En vertu de l’article 4, alinéa 1er de la loi modifiée du 13 janvier 1843 précitée, sont soumises à autorisation non seulement la construction, la reconstruction, la réparation et l’amélioration de bâtiments ou autres constructions généralement quelconques, mais également tous les autres travaux envisagés par le propriétaire du fonds à une distance inférieure à 10 mètres à compter de l’arête extérieure du fossé de la route, conformément à l’article 5 de la même loi, distance qui peut être portée à 25 mètres sous certaines conditions non vérifiées en l’espèce.

S’y ajoute qu’en matière d’autorisations de voirie, le ministre compétent doit veiller à ce que les constructions et aménagements à réaliser le long des grandes routes, dans la mesure où ils sont situés dans les limites des distances fixées par l’article 5 de la loi précitée du 13 janvier 1843, ne soient pas de nature à causer des dangers pour les usagers de la route.

Une aire de stationnement, par le biais de l’accès à la voie publique qu’il implique, doit notamment être aménagée de manière à éviter que de la part de la configuration même desdits accès, les manœuvres de véhicules ou d’autres engins motorisés ou non motorisés nécessaires soit pour accéder à l’emplacement soit pour en sortir pour pénétrer sur la voie publique ne soient de nature à mettre en danger les usagers d’une route nationale, étant relevé qu’à défaut de prescriptions légales précises, l’autorité compétente doit examiner pareilles potentialités de danger pour chaque cas d’espèce.

En l’espèce, le tribunal, lors de la visite des lieux à laquelle il a procédé en vue de prendre inspection de l’aire de stationnement, dont la demanderesse poursuit actuellement la régularisation, ensemble la configuration des lieux environnants, a pu se rendre compte de la dangerosité potentielle des manœuvres d’accès sur l’aire à partir de la rue …, de même que des manœuvres de sortie à partir de celui-ci.

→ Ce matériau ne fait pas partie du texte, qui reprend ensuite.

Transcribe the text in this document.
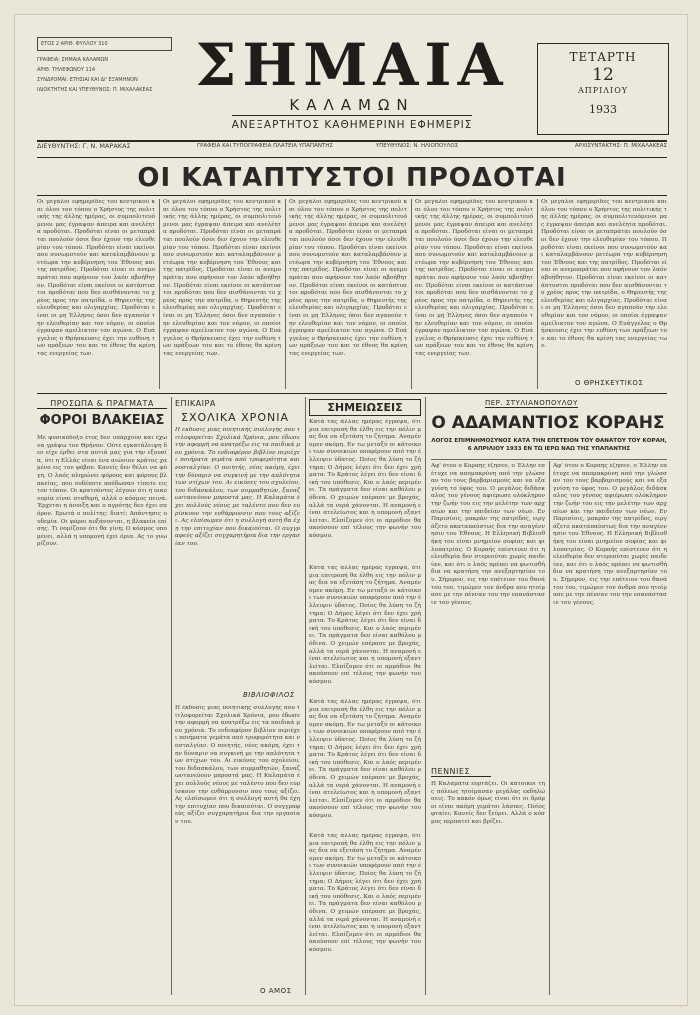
ΕΤΟΣ 2 ΑΡΙΘ. ΦΥΛΛΟΥ 310
ΓΡΑΦΕΙΑ: ΣΗΜΑΙΑ ΚΑΛΑΜΩΝ
ΑΡΙΘ. ΤΗΛΕΦΩΝΟΥ 114
ΣΥΝΔΡΟΜΑΙ: ΕΤΗΣΙΑΙ ΚΑΙ ΔΙ' ΕΞΑΜΗΝΟΝ
ΙΔΙΟΚΤΗΤΗΣ ΚΑΙ ΥΠΕΥΘΥΝΟΣ: Π. ΜΙΧΑΛΑΚΕΑΣ ΣΗΜΑΙΑ
ΚΑΛΑΜΩΝ
ΑΝΕΞΑΡΤΗΤΟΣ ΚΑΘΗΜΕΡΙΝΗ ΕΦΗΜΕΡΙΣ
ΤΕΤΑΡΤΗ
12
ΑΠΡΙΛΙΟΥ
1933
ΔΙΕΥΘΥΝΤΗΣ: Γ. Ν. ΜΑΡΑΚΑΣ	ΓΡΑΦΕΙΑ ΚΑΙ ΤΥΠΟΓΡΑΦΕΙΑ ΠΛΑΤΕΙΑ ΥΠΑΠΑΝΤΗΣ	ΥΠΕΥΘΥΝΟΣ: Ν. ΗΛΙΟΠΟΥΛΟΣ	ΑΡΧΙΣΥΝΤΑΚΤΗΣ: Π. ΜΙΧΑΛΑΚΕΑΣ
ΟΙ ΚΑΤΑΠΤΥΣΤΟΙ ΠΡΟΔΟΤΑΙ
Οι μεγάλοι εφημερίδες του κεντρικού και όλου του τόπου ο Χρήστος της πολιτικής της άλλης ημέρας, οι συμπολιτευόμενοι μας έγραψαν άπειρα και ανελέητα προδόται. Προδόται είναι οι μεταπράται πουλούν όσοι δεν έχουν την ελευθερίαν του τόπου. Προδόται είναι εκείνοι που συνωμοτούν και καταλαμβάνουν μετέωρα την κυβέρνηση του Έθνους και της πατρίδος. Προδόται είναι οι ανεμοπράται που αφήνουν τον λαόν αβοήθητον. Προδόται είναι εκείνοι οι κατάπτυστοι προδόται που δεν αισθάνονται το χρέος προς την πατρίδα, ο Θηρευτής της ελευθερίας και ολιγαρχίας. Προδόται είναι οι μη Έλληνες όσοι δεν αγαπούν την ελευθερίαν και τον νόμον, οι οποίοι έγραψαν αμείλικτον τον αγώνα. Ο Ευάγγελος ο Θρήσκευσις έχει την ευθύνη των πράξεων του και το έθνος θα κρίνη τας ενεργείας των.
Οι μεγάλοι εφημερίδες του κεντρικού και όλου του τόπου ο Χρήστος της πολιτικής της άλλης ημέρας, οι συμπολιτευόμενοι μας έγραψαν άπειρα και ανελέητα προδόται. Προδόται είναι οι μεταπράται πουλούν όσοι δεν έχουν την ελευθερίαν του τόπου. Προδόται είναι εκείνοι που συνωμοτούν και καταλαμβάνουν μετέωρα την κυβέρνηση του Έθνους και της πατρίδος. Προδόται είναι οι ανεμοπράται που αφήνουν τον λαόν αβοήθητον. Προδόται είναι εκείνοι οι κατάπτυστοι προδόται που δεν αισθάνονται το χρέος προς την πατρίδα, ο Θηρευτής της ελευθερίας και ολιγαρχίας. Προδόται είναι οι μη Έλληνες όσοι δεν αγαπούν την ελευθερίαν και τον νόμον, οι οποίοι έγραψαν αμείλικτον τον αγώνα. Ο Ευάγγελος ο Θρήσκευσις έχει την ευθύνη των πράξεων του και το έθνος θα κρίνη τας ενεργείας των.
Οι μεγάλοι εφημερίδες του κεντρικού και όλου του τόπου ο Χρήστος της πολιτικής της άλλης ημέρας, οι συμπολιτευόμενοι μας έγραψαν άπειρα και ανελέητα προδόται. Προδόται είναι οι μεταπράται πουλούν όσοι δεν έχουν την ελευθερίαν του τόπου. Προδόται είναι εκείνοι που συνωμοτούν και καταλαμβάνουν μετέωρα την κυβέρνηση του Έθνους και της πατρίδος. Προδόται είναι οι ανεμοπράται που αφήνουν τον λαόν αβοήθητον. Προδόται είναι εκείνοι οι κατάπτυστοι προδόται που δεν αισθάνονται το χρέος προς την πατρίδα, ο Θηρευτής της ελευθερίας και ολιγαρχίας. Προδόται είναι οι μη Έλληνες όσοι δεν αγαπούν την ελευθερίαν και τον νόμον, οι οποίοι έγραψαν αμείλικτον τον αγώνα. Ο Ευάγγελος ο Θρήσκευσις έχει την ευθύνη των πράξεων του και το έθνος θα κρίνη τας ενεργείας των.
Οι μεγάλοι εφημερίδες του κεντρικού και όλου του τόπου ο Χρήστος της πολιτικής της άλλης ημέρας, οι συμπολιτευόμενοι μας έγραψαν άπειρα και ανελέητα προδόται. Προδόται είναι οι μεταπράται πουλούν όσοι δεν έχουν την ελευθερίαν του τόπου. Προδόται είναι εκείνοι που συνωμοτούν και καταλαμβάνουν μετέωρα την κυβέρνηση του Έθνους και της πατρίδος. Προδόται είναι οι ανεμοπράται που αφήνουν τον λαόν αβοήθητον. Προδόται είναι εκείνοι οι κατάπτυστοι προδόται που δεν αισθάνονται το χρέος προς την πατρίδα, ο Θηρευτής της ελευθερίας και ολιγαρχίας. Προδόται είναι οι μη Έλληνες όσοι δεν αγαπούν την ελευθερίαν και τον νόμον, οι οποίοι έγραψαν αμείλικτον τον αγώνα. Ο Ευάγγελος ο Θρήσκευσις έχει την ευθύνη των πράξεων του και το έθνος θα κρίνη τας ενεργείας των.
Οι μεγάλοι εφημερίδες του κεντρικού και όλου του τόπου ο Χρήστος της πολιτικής της άλλης ημέρας, οι συμπολιτευόμενοι μας έγραψαν άπειρα και ανελέητα προδόται. Προδόται είναι οι μεταπράται πουλούν όσοι δεν έχουν την ελευθερίαν του τόπου. Προδόται είναι εκείνοι που συνωμοτούν και καταλαμβάνουν μετέωρα την κυβέρνηση του Έθνους και της πατρίδος. Προδόται είναι οι ανεμοπράται που αφήνουν τον λαόν αβοήθητον. Προδόται είναι εκείνοι οι κατάπτυστοι προδόται που δεν αισθάνονται το χρέος προς την πατρίδα, ο Θηρευτής της ελευθερίας και ολιγαρχίας. Προδόται είναι οι μη Έλληνες όσοι δεν αγαπούν την ελευθερίαν και τον νόμον, οι οποίοι έγραψαν αμείλικτον τον αγώνα. Ο Ευάγγελος ο Θρήσκευσις έχει την ευθύνη των πράξεων του και το έθνος θα κρίνη τας ενεργείας των.
Ο ΘΡΗΣΚΕΥΤΙΚΟΣ
ΠΡΟΣΩΠΑ & ΠΡΑΓΜΑΤΑ
ΦΟΡΟΙ ΒΛΑΚΕΙΑΣ
Με φυσικόδοξο έτος δεν υπάρχουν και έχω να γράψω τον Θρήνον. Ούτε εγκατάλειψη δεν είχε έρθει στα αυτιά μας για την εξουσία, ότι η Ελλάς είναι ένα αιώνιον κράτος χαμένο εις τον φόβον. Κανείς δεν θέλει να φύγη. Ο λαός πληρώνει φόρους και φόρους βλακείας, που ουδέποτε απέδωσαν τίποτε εις τον τόπον. Οι κρατούντες λέγουν ότι η οικονομία είναι σταθερή, αλλά ο κόσμος πεινά. Έρχεται η άνοιξη και ο αγρότης δεν έχει σπόρον. Ερωτά ο πολίτης: διατί; Απάντησις ουδεμία. Οι φόροι αυξάνονται, η βλακεία επίσης. Τι νομίζουν ότι θα γίνη; Ο κόσμος υπομένει, αλλά η υπομονή έχει όρια. Ας το γνωρίζουν.
ΕΠΙΚΑΙΡΑ
ΣΧΟΛΙΚΑ ΧΡΟΝΙΑ
Η έκδοσις μιας ποιητικής συλλογής που τιτλοφορείται Σχολικά Χρόνια, μου έδωσε την αφορμή να ανατρέξω εις τα παιδικά μου χρόνια. Το ενδιαφέρον βιβλίον περιέχει ποιήματα γεμάτα από τρυφερότητα και νοσταλγίαν. Ο ποιητής, νέος ακόμη, έχει την δύναμιν να συγκινή με την απλότητα των στίχων του. Αι εικόνες του σχολείου, του διδασκάλου, των συμμαθητών, ξαναζωντανεύουν μπροστά μας. Η Καλαμάτα έχει πολλούς νέους με ταλέντο που δεν ευρίσκουν την ενθάρρυνσιν που τους αξίζει. Ας ελπίσωμεν ότι η συλλογή αυτή θα έχη την επιτυχίαν που δικαιούται. Ο συγγραφεύς αξίζει συγχαρητήρια δια την εργασίαν του.
ΒΙΒΛΙΟΦΙΛΟΣ
Η έκδοσις μιας ποιητικής συλλογής που τιτλοφορείται Σχολικά Χρόνια, μου έδωσε την αφορμή να ανατρέξω εις τα παιδικά μου χρόνια. Το ενδιαφέρον βιβλίον περιέχει ποιήματα γεμάτα από τρυφερότητα και νοσταλγίαν. Ο ποιητής, νέος ακόμη, έχει την δύναμιν να συγκινή με την απλότητα των στίχων του. Αι εικόνες του σχολείου, του διδασκάλου, των συμμαθητών, ξαναζωντανεύουν μπροστά μας. Η Καλαμάτα έχει πολλούς νέους με ταλέντο που δεν ευρίσκουν την ενθάρρυνσιν που τους αξίζει. Ας ελπίσωμεν ότι η συλλογή αυτή θα έχη την επιτυχίαν που δικαιούται. Ο συγγραφεύς αξίζει συγχαρητήρια δια την εργασίαν του.
Ο ΑΜΟΣ
ΣΗΜΕΙΩΣΕΙΣ
Κατά τας άλλας ημέρας έγραψα, ότι μια επιτροπή θα έλθη εις την πόλιν μας δια να εξετάση το ζήτημα. Αναμένομεν ακόμη. Εν τω μεταξύ οι κάτοικοι των συνοικιών υποφέρουν από την έλλειψιν ύδατος. Ποίος θα λύση το ζήτημα; Ο Δήμος λέγει ότι δεν έχει χρήματα. Το Κράτος λέγει ότι δεν είναι δική του υπόθεσις. Και ο λαός περιμένει. Τα πράγματα δεν είναι καθόλου ρόδινα. Ο χειμών επέρασε με βροχάς, αλλά τα νερά χάνονται. Η αναμονή είναι ατελείωτος και η υπομονή εξαντλείται. Ελπίζομεν ότι οι αρμόδιοι θα ακούσουν επί τέλους την φωνήν του κόσμου.
Κατά τας άλλας ημέρας έγραψα, ότι μια επιτροπή θα έλθη εις την πόλιν μας δια να εξετάση το ζήτημα. Αναμένομεν ακόμη. Εν τω μεταξύ οι κάτοικοι των συνοικιών υποφέρουν από την έλλειψιν ύδατος. Ποίος θα λύση το ζήτημα; Ο Δήμος λέγει ότι δεν έχει χρήματα. Το Κράτος λέγει ότι δεν είναι δική του υπόθεσις. Και ο λαός περιμένει. Τα πράγματα δεν είναι καθόλου ρόδινα. Ο χειμών επέρασε με βροχάς, αλλά τα νερά χάνονται. Η αναμονή είναι ατελείωτος και η υπομονή εξαντλείται. Ελπίζομεν ότι οι αρμόδιοι θα ακούσουν επί τέλους την φωνήν του κόσμου.
Κατά τας άλλας ημέρας έγραψα, ότι μια επιτροπή θα έλθη εις την πόλιν μας δια να εξετάση το ζήτημα. Αναμένομεν ακόμη. Εν τω μεταξύ οι κάτοικοι των συνοικιών υποφέρουν από την έλλειψιν ύδατος. Ποίος θα λύση το ζήτημα; Ο Δήμος λέγει ότι δεν έχει χρήματα. Το Κράτος λέγει ότι δεν είναι δική του υπόθεσις. Και ο λαός περιμένει. Τα πράγματα δεν είναι καθόλου ρόδινα. Ο χειμών επέρασε με βροχάς, αλλά τα νερά χάνονται. Η αναμονή είναι ατελείωτος και η υπομονή εξαντλείται. Ελπίζομεν ότι οι αρμόδιοι θα ακούσουν επί τέλους την φωνήν του κόσμου.
Κατά τας άλλας ημέρας έγραψα, ότι μια επιτροπή θα έλθη εις την πόλιν μας δια να εξετάση το ζήτημα. Αναμένομεν ακόμη. Εν τω μεταξύ οι κάτοικοι των συνοικιών υποφέρουν από την έλλειψιν ύδατος. Ποίος θα λύση το ζήτημα; Ο Δήμος λέγει ότι δεν έχει χρήματα. Το Κράτος λέγει ότι δεν είναι δική του υπόθεσις. Και ο λαός περιμένει. Τα πράγματα δεν είναι καθόλου ρόδινα. Ο χειμών επέρασε με βροχάς, αλλά τα νερά χάνονται. Η αναμονή είναι ατελείωτος και η υπομονή εξαντλείται. Ελπίζομεν ότι οι αρμόδιοι θα ακούσουν επί τέλους την φωνήν του κόσμου.
ΠΕΡ. ΣΤΥΛΙΑΝΟΠΟΥΛΟΥ
Ο ΑΔΑΜΑΝΤΙΟΣ ΚΟΡΑΗΣ
ΛΟΓΟΣ ΕΠΙΜΝΗΜΟΣΥΝΟΣ ΚΑΤΑ ΤΗΝ ΕΠΕΤΕΙΟΝ ΤΟΥ ΘΑΝΑΤΟΥ ΤΟΥ ΚΟΡΑΗ, 6 ΑΠΡΙΛΙΟΥ 1933 ΕΝ ΤΩ ΙΕΡΩ ΝΑΩ ΤΗΣ ΥΠΑΠΑΝΤΗΣ
Αφ' ότου ο Κοραής έζησεν, ο Έλλην επέτυχε να απομακρύνη από την γλώσσαν του τους βαρβαρισμούς και να εξαγνίση το ύφος του. Ο μεγάλος διδάσκαλος του γένους αφιέρωσε ολόκληρον την ζωήν του εις την μελέτην των αρχαίων και την παιδείαν των νέων. Εν Παρισίοις, μακράν της πατρίδος, ειργάζετο ακαταπαύστως δια την αναγέννησιν του Έθνους. Η Ελληνική Βιβλιοθήκη του είναι μνημείον σοφίας και φιλοπατρίας. Ο Κοραής επίστευεν ότι η ελευθερία δεν στερεούται χωρίς παιδείαν, και ότι ο λαός πρέπει να φωτισθή δια να κρατήση την ανεξαρτησίαν του. Σήμερον, εις την επέτειον του θανάτου του, τιμώμεν τον άνδρα που ητοίμασε με την πένναν του την επανάστασιν του γένους.
Αφ' ότου ο Κοραής έζησεν, ο Έλλην επέτυχε να απομακρύνη από την γλώσσαν του τους βαρβαρισμούς και να εξαγνίση το ύφος του. Ο μεγάλος διδάσκαλος του γένους αφιέρωσε ολόκληρον την ζωήν του εις την μελέτην των αρχαίων και την παιδείαν των νέων. Εν Παρισίοις, μακράν της πατρίδος, ειργάζετο ακαταπαύστως δια την αναγέννησιν του Έθνους. Η Ελληνική Βιβλιοθήκη του είναι μνημείον σοφίας και φιλοπατρίας. Ο Κοραής επίστευεν ότι η ελευθερία δεν στερεούται χωρίς παιδείαν, και ότι ο λαός πρέπει να φωτισθή δια να κρατήση την ανεξαρτησίαν του. Σήμερον, εις την επέτειον του θανάτου του, τιμώμεν τον άνδρα που ητοίμασε με την πένναν του την επανάστασιν του γένους.
ΠΕΝΝΙΕΣ
Η Καλαμάτα εορτάζει. Οι κάτοικοι της πόλεως ητοίμασαν μεγάλας εκδηλώσεις. Το κακόν όμως είναι ότι οι δρόμοι είναι ακόμη γεμάτοι λάσπες. Ποίος φταίει; Κανείς δεν ξεύρει. Αλλά ο κόσμος περπατεί και βρίζει.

Ainsi, il a pu être constaté de visu que l’emplacement est aménagé devant la maison d’habitation de la demanderesse sise aux abords de la rue … et perpendiculairement par rapport à l’axe de la route ; qu’une école communale est implantée de l’autre côté de la voie publique dans les proches alentours ; qu’il existe - fait non invoqué directement par les parties - un arrêt d’autobus situé juste en face de la propriété de Madame … ; que la voie publique, en direction de …, vire légèrement vers la gauche, la visibilité des véhicules circulant sur la bande sur laquelle il y a accès direct, de même que la visibilité de ceux-ci, étant restreinte par la présence des constructions voisines ; que l’emplacement de stationnement accuse une profondeur de quelques 4,70 mètres par rapport à la limite du trottoir public longeant la rue …, que devant l’immeuble de la demanderesse, le trottoir existant n’est large que de 95 centimètres ; que le véhicule avec lequel le tribunal s’était transporté sur les lieux, qui pour donner une image concrète avait été stationné sur l’emplacement projeté, a dépassé l’aire de stationnement de quelques 10 centimètres et empiété d’autant sur ledit trottoir.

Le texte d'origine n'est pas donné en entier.